Cease-and-Desist Letters
Whether received or issued: in competition law cease-and-desist letters, speed and a clear strategy are essential.
What a competition law cease-and-desist letter demands
A cease-and-desist letter is an out-of-court demand to stop infringing conduct in the future. It is issued by competitors or qualified trade associations and almost always contains four demands:
- Injunction – with a penalty-backed undertaking
- Disclosure of the nature and extent of the violation
- Acknowledgement of liability for damages
- Reimbursement of cease-and-desist costs
Typical grounds: misleading advertising or price information, defective T&Cs or missing mandatory disclosures, unfair practices on online marketplaces, unlawful top-position claims such as "No. 1" or "test winner".
Received a cease-and-desist letter – what now?

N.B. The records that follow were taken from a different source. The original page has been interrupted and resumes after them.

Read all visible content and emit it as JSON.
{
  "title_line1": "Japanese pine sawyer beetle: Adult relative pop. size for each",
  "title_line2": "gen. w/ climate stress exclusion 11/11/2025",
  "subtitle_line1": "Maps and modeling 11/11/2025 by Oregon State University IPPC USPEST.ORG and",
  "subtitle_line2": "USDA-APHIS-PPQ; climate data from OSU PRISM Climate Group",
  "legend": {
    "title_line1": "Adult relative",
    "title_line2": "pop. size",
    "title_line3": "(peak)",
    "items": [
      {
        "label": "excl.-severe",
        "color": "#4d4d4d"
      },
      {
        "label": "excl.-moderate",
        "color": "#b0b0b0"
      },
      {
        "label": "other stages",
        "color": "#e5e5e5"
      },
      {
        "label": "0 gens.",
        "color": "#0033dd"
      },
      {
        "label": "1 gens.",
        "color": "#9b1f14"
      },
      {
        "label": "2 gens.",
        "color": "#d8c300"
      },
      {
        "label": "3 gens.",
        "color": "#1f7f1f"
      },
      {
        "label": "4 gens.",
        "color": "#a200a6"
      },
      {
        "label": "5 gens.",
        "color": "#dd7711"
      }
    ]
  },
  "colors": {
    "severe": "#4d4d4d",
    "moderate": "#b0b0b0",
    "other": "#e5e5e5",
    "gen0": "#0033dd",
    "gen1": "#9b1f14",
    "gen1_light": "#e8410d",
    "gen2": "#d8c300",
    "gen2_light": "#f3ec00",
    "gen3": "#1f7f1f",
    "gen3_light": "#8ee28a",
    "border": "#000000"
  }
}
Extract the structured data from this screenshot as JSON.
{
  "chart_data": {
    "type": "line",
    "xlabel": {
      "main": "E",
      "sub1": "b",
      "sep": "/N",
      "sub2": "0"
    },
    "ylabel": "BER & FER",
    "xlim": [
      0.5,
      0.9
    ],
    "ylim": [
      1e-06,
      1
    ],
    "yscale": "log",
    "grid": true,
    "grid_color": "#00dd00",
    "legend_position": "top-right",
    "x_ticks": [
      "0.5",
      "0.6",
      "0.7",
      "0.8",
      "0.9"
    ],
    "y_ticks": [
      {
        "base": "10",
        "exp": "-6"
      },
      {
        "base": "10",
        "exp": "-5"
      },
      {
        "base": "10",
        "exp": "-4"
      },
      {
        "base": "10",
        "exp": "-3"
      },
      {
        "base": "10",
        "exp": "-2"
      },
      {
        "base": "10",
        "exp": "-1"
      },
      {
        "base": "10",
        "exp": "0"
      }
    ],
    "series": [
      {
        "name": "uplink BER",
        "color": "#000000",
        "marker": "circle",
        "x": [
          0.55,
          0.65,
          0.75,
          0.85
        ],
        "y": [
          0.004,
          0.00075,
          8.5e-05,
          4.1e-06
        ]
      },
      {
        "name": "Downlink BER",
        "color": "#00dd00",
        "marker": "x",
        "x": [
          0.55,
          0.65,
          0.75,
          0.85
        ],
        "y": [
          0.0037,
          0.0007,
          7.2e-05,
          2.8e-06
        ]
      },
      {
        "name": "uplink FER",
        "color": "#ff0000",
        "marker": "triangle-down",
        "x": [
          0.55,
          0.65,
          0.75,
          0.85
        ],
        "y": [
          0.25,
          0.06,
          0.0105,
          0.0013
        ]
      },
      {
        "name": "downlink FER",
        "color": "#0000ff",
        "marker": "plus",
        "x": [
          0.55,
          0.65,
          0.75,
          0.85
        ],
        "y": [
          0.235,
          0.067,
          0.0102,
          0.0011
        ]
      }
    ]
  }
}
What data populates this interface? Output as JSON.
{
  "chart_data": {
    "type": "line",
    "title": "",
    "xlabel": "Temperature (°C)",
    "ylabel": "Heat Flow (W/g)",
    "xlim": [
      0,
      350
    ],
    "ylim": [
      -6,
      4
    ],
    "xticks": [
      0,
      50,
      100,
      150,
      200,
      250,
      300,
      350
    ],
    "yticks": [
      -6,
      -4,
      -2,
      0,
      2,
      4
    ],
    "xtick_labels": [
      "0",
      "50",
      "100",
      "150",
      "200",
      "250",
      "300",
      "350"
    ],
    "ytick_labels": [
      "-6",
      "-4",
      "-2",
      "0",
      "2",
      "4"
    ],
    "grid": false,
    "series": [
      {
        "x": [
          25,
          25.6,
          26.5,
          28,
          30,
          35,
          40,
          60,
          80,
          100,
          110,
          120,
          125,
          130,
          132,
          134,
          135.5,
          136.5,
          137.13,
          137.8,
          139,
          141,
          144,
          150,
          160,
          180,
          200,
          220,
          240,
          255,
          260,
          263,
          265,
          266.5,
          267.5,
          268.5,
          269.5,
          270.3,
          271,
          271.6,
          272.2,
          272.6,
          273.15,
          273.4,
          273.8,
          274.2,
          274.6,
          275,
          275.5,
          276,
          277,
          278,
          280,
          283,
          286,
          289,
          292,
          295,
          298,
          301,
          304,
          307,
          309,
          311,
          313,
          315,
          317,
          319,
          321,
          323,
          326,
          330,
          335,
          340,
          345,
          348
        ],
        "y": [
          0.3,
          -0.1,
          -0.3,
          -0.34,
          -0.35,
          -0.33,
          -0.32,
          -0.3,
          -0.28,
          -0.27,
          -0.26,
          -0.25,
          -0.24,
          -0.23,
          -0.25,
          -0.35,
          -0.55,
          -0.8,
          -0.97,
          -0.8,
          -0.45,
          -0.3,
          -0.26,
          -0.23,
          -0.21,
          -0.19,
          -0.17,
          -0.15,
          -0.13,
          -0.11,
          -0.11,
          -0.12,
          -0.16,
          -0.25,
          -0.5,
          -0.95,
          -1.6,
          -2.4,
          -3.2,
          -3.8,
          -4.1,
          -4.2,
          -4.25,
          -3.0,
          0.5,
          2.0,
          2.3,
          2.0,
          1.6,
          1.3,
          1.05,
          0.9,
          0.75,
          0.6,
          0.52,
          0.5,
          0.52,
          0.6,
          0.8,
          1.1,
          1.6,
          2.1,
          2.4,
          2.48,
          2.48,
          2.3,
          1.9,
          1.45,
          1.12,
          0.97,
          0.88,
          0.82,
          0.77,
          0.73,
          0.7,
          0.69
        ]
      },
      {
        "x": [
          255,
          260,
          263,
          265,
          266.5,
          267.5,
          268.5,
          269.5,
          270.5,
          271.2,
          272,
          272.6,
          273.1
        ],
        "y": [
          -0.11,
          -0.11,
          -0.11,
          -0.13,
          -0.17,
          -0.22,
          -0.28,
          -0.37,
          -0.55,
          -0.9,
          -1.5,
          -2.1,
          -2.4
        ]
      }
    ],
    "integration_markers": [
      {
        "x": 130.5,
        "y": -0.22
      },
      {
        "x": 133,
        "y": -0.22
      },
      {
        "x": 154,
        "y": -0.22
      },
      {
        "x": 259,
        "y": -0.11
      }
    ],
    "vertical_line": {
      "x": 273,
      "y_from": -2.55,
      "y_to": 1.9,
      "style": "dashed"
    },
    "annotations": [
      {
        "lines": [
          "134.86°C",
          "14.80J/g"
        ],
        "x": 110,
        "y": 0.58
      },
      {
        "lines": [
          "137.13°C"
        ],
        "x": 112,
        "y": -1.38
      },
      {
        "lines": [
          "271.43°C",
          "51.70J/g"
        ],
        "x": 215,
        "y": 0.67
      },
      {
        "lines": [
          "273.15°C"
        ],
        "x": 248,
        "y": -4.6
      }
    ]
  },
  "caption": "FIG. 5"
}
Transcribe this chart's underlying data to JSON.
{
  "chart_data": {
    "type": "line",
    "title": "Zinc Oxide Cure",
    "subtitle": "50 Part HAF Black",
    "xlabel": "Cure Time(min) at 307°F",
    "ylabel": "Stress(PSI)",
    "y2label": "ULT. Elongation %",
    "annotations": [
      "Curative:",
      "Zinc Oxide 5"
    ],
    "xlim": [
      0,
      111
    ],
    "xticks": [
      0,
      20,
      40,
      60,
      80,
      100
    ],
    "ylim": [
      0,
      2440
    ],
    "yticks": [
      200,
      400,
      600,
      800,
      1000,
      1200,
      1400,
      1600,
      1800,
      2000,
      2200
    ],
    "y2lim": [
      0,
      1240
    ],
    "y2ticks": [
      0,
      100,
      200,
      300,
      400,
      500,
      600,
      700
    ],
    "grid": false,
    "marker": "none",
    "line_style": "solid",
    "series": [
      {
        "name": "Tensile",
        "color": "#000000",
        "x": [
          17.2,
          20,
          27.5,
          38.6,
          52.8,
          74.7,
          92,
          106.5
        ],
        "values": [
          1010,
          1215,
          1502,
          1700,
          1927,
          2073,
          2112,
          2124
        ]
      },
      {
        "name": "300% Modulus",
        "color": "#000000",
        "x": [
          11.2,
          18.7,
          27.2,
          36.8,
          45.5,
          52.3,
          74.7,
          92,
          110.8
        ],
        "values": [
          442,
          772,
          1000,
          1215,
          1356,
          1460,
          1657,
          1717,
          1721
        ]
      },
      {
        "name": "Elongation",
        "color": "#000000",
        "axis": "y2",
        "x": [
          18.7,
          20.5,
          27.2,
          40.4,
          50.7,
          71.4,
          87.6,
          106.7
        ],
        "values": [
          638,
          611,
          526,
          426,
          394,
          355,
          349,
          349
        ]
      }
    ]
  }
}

Is the cease-and-desist letter actually justified? Not every cease-and-desist letter is legally sound. We assess whether a competition violation actually exists, whether the sender has the right to issue the letter and whether all formal requirements have been met.
Is the cease-and-desist undertaking too broadly worded? The attached undertaking almost always goes beyond what is legally necessary. Anyone who signs it unchanged commits to more than necessary – with long-term consequences.
What are the alternatives? Depending on the individual case, a modified cease-and-desist undertaking, a protective brief or entering settlement negotiations may be the better solution. We advise you – and act immediately where necessary.
Taking action against competitors
When a competitor gains an advantage through unfair practices, this harms not only you but distorts the entire market. We review your competitors' conduct for compliance with the UWG (Unfair Competition Act) and develop a strategy that acts quickly and is legally sound.